The share sale will bring in at least Rs 2,530 crore for Patanjali Ayurved, a promoter of Patanjali Foods, at the floor price. On Wednesday, Patanjali Foods’ market capitalization was Rs 44,454.78 crore, and its shares finished slightly higher at Rs 1,228.05, a claim on the BSE. According to Patanjali Foods, the seller (Patanjali Ayurved) “proposes to sell up to 25,339,640 equity shares of the Company, each having a face value of Rs 2 (representing 7% of the Company’s total paid-up equity share capital)”.Currently, 19.18% of Patanjali Foods’ shares are owned by the public; however, to comply with Sebi regulations, this number must rise to at least 25%.
The company follows a low-cost model and primarily focuses on Ayurveda, yoga, and natural wellness, leveraging the founders’ credibility and nationwide network to drive growth. As a segment, Patanjali Foods is a significant part of Patanjali Ayurved, delivering various processed food items, including cereals, health drinks, spices, and juices.
Although Patanjali Ayurved has not officially disclosed the reasons for the stake sale, experts believe it could be part of the company’s strategy to raise capital and consolidate its position in the industry.
The stake sale might help Patanjali Ayurved to attract strategic investors who could bring operational expertise, augment the company’s distribution reach, or provide financial support for new projects.

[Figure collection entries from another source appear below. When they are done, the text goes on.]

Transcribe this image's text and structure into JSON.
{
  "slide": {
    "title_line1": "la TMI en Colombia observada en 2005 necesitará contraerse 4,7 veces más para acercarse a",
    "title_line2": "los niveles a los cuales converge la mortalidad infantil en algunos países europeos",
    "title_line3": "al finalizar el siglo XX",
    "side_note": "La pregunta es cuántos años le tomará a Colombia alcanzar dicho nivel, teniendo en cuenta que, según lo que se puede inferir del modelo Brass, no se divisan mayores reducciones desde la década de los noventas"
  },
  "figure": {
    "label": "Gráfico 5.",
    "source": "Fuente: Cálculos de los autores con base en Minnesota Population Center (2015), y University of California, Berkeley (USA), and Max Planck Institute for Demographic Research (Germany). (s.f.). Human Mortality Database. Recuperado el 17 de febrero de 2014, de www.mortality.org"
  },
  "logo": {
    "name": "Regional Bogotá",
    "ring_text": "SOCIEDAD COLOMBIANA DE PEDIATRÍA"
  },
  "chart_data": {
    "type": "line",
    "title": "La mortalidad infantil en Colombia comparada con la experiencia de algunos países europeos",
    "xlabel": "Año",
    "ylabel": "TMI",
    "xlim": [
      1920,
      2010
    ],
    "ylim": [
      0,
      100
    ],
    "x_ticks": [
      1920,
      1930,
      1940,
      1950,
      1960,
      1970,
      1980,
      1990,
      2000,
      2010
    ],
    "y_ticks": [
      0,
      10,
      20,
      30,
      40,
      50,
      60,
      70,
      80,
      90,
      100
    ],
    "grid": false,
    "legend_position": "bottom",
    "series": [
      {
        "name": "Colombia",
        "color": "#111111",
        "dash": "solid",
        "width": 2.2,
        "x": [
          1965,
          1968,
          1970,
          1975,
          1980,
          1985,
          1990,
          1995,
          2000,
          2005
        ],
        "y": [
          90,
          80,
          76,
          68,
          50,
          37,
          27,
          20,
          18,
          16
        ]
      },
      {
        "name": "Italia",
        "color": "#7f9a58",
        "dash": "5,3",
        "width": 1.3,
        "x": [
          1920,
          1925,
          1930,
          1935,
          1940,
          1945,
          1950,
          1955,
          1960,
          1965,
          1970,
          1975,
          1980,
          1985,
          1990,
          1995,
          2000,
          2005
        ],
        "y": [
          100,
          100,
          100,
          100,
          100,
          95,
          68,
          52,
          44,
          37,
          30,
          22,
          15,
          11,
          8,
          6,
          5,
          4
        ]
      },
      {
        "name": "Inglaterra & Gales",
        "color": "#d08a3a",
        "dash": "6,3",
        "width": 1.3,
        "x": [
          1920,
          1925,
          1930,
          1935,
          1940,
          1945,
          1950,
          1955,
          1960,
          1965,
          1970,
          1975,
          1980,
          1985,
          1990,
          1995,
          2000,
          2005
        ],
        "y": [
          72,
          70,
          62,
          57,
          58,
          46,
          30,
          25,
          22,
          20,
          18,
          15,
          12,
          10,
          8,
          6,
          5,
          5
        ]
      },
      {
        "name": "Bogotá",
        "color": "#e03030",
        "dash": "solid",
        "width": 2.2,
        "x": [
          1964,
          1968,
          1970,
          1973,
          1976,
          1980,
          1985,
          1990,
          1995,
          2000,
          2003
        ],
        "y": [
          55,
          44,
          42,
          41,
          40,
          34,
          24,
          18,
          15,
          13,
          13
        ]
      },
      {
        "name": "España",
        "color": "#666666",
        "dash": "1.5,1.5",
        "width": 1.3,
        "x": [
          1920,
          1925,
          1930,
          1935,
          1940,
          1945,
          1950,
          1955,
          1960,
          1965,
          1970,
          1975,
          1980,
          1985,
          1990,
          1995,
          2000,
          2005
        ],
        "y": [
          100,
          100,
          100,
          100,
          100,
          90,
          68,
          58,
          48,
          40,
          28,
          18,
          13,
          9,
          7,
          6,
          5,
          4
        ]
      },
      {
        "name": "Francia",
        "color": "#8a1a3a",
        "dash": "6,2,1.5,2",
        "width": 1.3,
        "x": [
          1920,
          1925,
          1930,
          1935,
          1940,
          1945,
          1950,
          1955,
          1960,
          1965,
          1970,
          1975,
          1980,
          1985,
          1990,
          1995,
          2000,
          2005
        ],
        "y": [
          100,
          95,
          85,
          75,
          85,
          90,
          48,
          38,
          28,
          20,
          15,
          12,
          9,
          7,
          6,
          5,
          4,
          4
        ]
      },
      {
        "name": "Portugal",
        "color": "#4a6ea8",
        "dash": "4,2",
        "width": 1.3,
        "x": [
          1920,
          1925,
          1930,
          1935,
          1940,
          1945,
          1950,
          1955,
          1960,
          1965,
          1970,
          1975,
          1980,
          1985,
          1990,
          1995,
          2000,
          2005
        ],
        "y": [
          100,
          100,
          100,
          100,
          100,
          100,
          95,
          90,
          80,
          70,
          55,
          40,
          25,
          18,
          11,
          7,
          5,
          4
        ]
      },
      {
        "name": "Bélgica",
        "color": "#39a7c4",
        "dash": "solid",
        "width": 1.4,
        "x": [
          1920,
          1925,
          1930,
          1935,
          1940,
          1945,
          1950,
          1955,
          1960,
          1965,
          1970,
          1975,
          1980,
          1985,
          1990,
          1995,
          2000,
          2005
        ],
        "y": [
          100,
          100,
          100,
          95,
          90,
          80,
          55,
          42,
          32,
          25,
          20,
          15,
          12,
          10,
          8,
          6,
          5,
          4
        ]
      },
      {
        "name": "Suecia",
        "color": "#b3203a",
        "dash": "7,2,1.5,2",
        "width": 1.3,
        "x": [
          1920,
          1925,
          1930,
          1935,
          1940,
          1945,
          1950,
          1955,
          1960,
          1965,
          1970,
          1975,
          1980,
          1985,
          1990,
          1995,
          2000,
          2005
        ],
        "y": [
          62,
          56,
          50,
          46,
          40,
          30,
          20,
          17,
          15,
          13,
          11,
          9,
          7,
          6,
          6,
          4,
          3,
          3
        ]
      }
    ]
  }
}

Further, the capital raised through the divestment could be used to reduce the company’s debt and reinvest in core business areas.
The stake sale in Patanjali Foods could have significant implications for Patanjali Ayurved and the broader Indian FMCG sector. To begin with, it has the potential to attract more international investment to the Indian food processing sector.

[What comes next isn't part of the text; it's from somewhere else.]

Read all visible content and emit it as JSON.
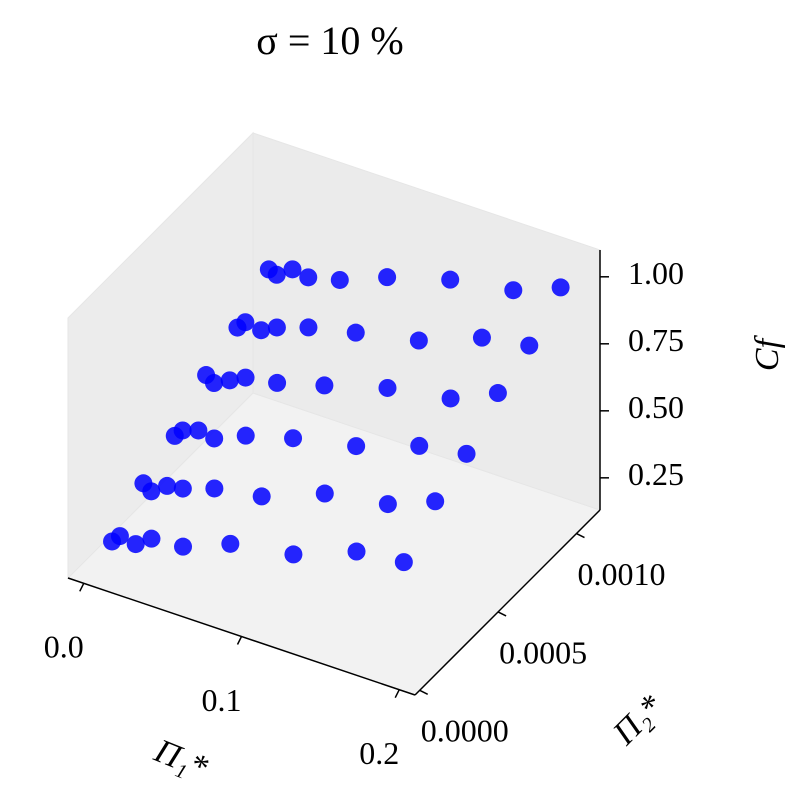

If a global FMCG player buys the stake, it could lead to an exchange of operational knowledge, best practices, and technology, potentially increasing the competitiveness of Patanjali Foods.
Secondly, the move could pave the way for further consolidation in the Indian food processing industry. If Patanjali Ayurved can successfully execute this divestment, other domestic FMCG players might follow suit, selling stakes in their businesses to raise capital, streamline operations, or forge strategic partnerships.
The market has reacted positively to the stake sale news, reflecting investors’ trust in Patanjali Ayurved’s strategic decisions. Analysts believe the sale could strengthen the company’s financial position, provide operational flexibility, and help it maintain its competitiveness in the ever-evolving FMCG sector.
As Patanjali Ayurved continues to carve its niche in the Indian FMCG market, the divestment from Patanjali Foods might represent a shift in the company’s business strategy.
The company’s ability to navigate this change and its robust portfolio and strong brand presence will play a pivotal role in determining its future success.
According to Patanjali Foods, Patanjali Ayurved can sell an additional 7,239,897 equity shares or 2% of the company’s total paid-up equity share capital. The overall stake dilution if the option is exercised will be close to 9%. According to the filing, “the offer is being undertaken by the seller, among other things, for achieving the minimum public shareholding of the company.”
The firm was eventually renamed Patanjali Foods after Patanjali Group purchased the insolvent Ruchi Soya Industries. Patanjali Foods had made a follow-on public offer (FPO) for Rs 4,300 crore to boost the public shareholding. Patanjali Foods’ overall revenue climbed from Rs 24,284.38 crore in 2021–2022 to Rs 31,821.45 crore in the most recent fiscal year. The edible oil segment’s revenue turnover increased from Rs 22,468.64 crore the year before to Rs 25,253.33 crore last fiscal. Revenue for the food and FMCG industry then quadrupled, from Rs 1,683.24 crore to Rs 6,218.08 crore in the fiscal 2022–23.
The Patanjali Foods stake sale is undoubtedly a move to watch closely. It’s not just about one company’s tactical decision but also an indicator of the changing dynamics of India’s FMCG sector, offering fascinating insights into business strategies, competition, and consolidation in one of the world’s most vibrant economies.